Il y faudrait examiner aussi la question plus complexe de la Civitas Dei de Saint Augustin et de l'invasion de Rome par les Wisigoths, avec le saccage qui l'a accompagné. La référence est, bien sûr, à ce qui se passe actuellement, avec l'église démoniaque ticonienne qui s'empare du pouvoir et met à sac l'Église catholique et sa doctrine. Mais ce qui a déjà été analysé est suffisant.
Cet article est une contribution très modeste par rapport à la profondeur des écrits du Pape, mais nous pensons avoir au moins offert, en principe, la bonne clé de lecture et non une interprétation.
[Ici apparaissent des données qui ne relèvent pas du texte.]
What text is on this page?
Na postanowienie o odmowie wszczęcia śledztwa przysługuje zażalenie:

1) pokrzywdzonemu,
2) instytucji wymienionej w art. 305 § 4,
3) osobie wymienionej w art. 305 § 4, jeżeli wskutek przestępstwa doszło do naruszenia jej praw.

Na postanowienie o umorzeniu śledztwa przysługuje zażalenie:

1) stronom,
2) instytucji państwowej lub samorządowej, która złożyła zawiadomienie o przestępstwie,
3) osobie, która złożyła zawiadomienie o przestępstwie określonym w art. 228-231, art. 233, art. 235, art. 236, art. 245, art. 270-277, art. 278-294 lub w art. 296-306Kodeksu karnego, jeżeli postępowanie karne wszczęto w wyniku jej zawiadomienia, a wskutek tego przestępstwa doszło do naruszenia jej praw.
En fait, toute la structure est fondée non pas sur le sable de la conspiration et de la suggestion, mais sur la roche granitique d'une réalité canonique incontestable : le pape Benoît n'a jamais abdiqué parce que pour ce faire, il devait renoncer au munus petrino, (l'investiture papale d'origine divine) de manière formellement correcte et simultanée. Et il a reporté la renonciation au ministerium (l'exercice du pouvoir) dans un document plein d'erreurs formelles et juridiques sans rien ratifier après le temps imparti. Et c'est le pape Benoît lui-même qui confirme, avec son style communicatif logique - le Ratzinger Code certifié par des dizaines de spécialistes ICI - qu'il ne s'agissait pas d'une renonciation à la papauté, mais de l'annonce d'un empêchement. Et si cela ne suffisait pas, il vous a également dit l'autre jour que la réponse pour ceux qui ne croient pas est contenue dans le livre de Jérémie où il est écrit - comme par hasard - "JE SUIS EMPÊCHÉ".